Patricia Chamblin - Mahmood v. Fanasch, No. 09-05-134-CV (Tex.App.-Beaumont, Nov. 17, 2005, no pet.) (not designated for publication), 2005 WL 3073786. Mahmood filed a declaratory judgment action against Fanasch, seeking a declaration that a covenant not to compete contained in the parties' agreement was void and unenforceable. The trial court held the covenant not to compete was enforceable.
MehaffyWeber served as co-counsel for Mahmood, the appellant, on appeal. The court of appeals reversed, holding that the covenant not to compete was unenforceable. Accordingly, the court found that the trial court erred in granting injunctive relief against Mahmood.
Paul R. Heyburn and Arthur Almquist - Carol J. Wortham Individually and as Independent Administratrix of the Estate of Hugh Wortham, Deceased v. A.C. & S., Inc., et al., Cause No. 012344*JG-00, in the 239th District Court of Brazoria County. Paul and Art obtained two summary judgments in favor of our client in this asbestos case Patricia Chamblin successfully defended the summary judgments on the plaintiffs' appeal to the 14th Court of Appeals in Houston, which affirmed the judgments.

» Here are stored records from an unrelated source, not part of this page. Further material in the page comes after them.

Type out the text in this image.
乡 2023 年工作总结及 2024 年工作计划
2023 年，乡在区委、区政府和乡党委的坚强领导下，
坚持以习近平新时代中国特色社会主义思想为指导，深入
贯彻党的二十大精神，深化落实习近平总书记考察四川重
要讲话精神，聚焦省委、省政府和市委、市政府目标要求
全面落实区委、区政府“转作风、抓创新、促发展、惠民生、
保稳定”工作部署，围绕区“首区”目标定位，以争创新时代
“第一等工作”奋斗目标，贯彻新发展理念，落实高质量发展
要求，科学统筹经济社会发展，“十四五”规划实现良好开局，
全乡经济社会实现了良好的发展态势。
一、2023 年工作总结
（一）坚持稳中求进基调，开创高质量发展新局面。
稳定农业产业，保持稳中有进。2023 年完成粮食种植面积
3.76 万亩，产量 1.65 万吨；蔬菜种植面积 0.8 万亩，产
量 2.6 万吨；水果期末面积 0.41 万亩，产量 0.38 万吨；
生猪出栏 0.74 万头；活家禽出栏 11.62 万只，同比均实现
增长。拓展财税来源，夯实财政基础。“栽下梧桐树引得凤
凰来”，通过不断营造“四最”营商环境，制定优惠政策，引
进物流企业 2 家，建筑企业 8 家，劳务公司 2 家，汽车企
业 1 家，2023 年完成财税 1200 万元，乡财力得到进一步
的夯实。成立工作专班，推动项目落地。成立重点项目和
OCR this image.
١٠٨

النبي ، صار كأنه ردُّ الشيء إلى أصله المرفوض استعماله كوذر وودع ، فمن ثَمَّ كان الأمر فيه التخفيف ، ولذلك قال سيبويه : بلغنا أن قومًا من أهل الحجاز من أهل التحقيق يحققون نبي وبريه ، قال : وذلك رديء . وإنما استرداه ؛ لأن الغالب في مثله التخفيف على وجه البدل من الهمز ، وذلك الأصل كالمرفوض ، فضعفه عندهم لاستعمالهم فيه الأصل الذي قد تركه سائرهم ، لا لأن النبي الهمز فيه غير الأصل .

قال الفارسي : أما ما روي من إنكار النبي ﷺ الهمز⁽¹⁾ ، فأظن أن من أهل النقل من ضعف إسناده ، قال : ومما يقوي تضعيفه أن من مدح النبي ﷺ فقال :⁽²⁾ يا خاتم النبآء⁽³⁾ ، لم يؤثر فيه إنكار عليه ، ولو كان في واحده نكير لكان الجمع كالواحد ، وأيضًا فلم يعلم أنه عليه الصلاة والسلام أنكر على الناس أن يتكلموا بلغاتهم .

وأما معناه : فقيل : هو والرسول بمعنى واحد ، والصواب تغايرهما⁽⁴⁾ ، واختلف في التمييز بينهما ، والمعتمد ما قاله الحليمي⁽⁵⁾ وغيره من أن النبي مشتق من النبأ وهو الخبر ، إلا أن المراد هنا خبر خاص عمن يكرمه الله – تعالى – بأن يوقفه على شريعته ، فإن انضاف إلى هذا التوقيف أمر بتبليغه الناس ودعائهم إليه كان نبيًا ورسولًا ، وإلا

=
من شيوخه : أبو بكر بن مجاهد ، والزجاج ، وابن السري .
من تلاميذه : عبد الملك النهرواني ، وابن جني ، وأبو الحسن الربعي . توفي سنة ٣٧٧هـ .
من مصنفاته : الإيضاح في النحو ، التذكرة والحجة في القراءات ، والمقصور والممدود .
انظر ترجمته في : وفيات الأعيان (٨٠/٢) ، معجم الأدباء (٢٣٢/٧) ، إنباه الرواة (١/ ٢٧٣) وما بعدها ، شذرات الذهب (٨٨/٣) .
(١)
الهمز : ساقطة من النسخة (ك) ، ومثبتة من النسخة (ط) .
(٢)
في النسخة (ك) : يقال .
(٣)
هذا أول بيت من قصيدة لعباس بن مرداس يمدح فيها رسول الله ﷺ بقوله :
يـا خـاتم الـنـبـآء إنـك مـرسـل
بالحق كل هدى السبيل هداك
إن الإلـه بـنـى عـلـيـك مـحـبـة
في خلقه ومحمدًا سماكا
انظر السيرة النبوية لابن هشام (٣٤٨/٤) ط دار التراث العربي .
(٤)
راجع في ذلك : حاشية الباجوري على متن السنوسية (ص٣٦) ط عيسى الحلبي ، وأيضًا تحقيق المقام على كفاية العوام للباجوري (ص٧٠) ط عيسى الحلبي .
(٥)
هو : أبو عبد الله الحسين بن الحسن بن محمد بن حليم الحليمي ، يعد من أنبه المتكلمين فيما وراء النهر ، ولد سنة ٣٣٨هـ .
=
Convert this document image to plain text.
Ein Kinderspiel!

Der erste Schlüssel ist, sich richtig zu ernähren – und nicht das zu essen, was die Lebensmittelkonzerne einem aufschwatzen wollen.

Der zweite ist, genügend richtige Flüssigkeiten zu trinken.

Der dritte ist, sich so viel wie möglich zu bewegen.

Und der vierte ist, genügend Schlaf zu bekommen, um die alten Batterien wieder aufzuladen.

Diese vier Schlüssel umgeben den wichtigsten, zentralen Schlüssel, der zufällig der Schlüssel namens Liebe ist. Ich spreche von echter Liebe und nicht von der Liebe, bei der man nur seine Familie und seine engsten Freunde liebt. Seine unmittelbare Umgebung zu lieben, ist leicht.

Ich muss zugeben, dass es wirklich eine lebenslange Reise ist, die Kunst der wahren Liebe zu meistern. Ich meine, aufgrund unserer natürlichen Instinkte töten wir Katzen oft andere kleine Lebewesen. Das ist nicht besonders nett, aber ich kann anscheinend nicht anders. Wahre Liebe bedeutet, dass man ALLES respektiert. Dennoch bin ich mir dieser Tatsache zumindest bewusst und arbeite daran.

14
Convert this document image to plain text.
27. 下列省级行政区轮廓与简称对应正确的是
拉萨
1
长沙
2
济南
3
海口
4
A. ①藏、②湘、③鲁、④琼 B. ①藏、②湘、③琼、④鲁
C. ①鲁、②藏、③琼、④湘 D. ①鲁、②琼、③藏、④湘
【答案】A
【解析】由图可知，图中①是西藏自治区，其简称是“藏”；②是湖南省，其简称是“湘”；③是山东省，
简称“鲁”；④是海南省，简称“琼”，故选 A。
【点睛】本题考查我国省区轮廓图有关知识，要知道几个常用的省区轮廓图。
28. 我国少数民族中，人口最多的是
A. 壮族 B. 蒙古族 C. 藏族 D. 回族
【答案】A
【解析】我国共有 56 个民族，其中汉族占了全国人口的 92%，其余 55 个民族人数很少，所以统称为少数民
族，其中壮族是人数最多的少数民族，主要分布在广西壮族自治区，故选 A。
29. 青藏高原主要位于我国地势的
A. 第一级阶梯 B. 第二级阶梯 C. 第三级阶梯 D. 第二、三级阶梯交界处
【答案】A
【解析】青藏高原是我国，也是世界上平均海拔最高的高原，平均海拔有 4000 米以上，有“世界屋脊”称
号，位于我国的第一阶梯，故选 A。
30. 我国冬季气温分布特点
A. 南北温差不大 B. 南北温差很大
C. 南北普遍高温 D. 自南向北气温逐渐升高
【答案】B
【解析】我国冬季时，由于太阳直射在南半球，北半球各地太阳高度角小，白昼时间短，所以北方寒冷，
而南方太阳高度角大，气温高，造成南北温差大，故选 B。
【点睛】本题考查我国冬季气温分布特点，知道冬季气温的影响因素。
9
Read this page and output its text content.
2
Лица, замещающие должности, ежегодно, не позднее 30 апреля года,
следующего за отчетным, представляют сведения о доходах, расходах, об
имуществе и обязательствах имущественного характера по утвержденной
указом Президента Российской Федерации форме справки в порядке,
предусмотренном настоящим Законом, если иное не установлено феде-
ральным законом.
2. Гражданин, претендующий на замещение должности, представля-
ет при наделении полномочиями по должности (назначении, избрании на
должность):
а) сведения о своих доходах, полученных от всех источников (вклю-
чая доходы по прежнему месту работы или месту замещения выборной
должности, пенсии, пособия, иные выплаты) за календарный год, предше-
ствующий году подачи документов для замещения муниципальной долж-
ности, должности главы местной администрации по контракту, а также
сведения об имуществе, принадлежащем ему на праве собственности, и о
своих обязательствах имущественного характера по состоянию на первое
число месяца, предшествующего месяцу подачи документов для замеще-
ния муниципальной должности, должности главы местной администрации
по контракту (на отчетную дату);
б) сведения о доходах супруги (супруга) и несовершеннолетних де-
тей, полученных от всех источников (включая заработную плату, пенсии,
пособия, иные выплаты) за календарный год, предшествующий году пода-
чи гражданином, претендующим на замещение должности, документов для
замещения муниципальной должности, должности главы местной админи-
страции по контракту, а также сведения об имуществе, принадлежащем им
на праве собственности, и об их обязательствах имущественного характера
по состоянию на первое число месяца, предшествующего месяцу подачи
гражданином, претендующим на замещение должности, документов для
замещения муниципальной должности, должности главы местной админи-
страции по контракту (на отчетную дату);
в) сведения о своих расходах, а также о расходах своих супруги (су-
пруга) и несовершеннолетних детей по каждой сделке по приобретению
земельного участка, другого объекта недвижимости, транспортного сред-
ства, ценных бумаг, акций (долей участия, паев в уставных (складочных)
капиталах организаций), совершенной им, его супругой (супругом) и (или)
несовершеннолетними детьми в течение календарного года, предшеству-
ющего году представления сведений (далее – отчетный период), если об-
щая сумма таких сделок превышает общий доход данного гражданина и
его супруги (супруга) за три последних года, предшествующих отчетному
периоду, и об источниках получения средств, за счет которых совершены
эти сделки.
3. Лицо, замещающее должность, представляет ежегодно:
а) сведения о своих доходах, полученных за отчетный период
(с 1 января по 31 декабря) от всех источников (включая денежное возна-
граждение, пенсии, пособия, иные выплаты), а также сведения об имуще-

Elizabeth Pratt - Kari Ellen Kennedy, Independent Executrix of the Estate of William Patrick Kennedy, Deceased v. E. I. du Pont de Nemours and Company and Plan Administrator for DuPont Savings and Investment Plan; Appeal No. 05-41851. In August 2007, Elizabeth, in conjunction with Ray Ripple, Corporate Counsel for DuPont, secured a decision from the United States Court of Appeals for the Fifth Circuit confirming that DuPont had acted in compliance with ERISA in dispensing pension plan funds to a deceased employee's designated beneficiary.
Jeremy Stone and Corey Seel - Cowboy Truck & Equipment, Inc. vs. A.J. Crane Baku, Cause No. 2005-14855, in the 125th Judicial District Court, Harris County. Jeremy Stone and Corey Seel represented A.J. Crane Baku, which was sued by Cowboy Truck for suit on a sworn account and breach of contract related to equipment purchased and installed in a heavy transport truck. A.J. Crane filed counterclaims for breach of contract, fraud, DTPA violations and other causes of action. The jury returned a verdict in favor of A.J. Crane on its defenses, as well as its counterclaims, awarding A.J. Crane substantial damages, including attorney's fees and treble damages for a knowing DTPA violation.
Jeremy Stone - Premiere Holdings of Texas, LP Liquidating Trust v. Sterling Reit, Inc., and Thomas Mathew; No. H-04-916; In the United States District Court for the Southern District of Texas, Houston Division. Jeremy represented Premiere Holdings of Texas, LP Liquidating Trust in a suit for dishonor of a promissory note, breach of contract and fraud against Sterling REIT, Inc. and Thomas Mathew. After obtaining a default judgment against Sterling REIT, Inc. for over a million dollars, trial proceeded against Mr. Mathew, which resulted in a favorable settlement during the first day of the jury trial.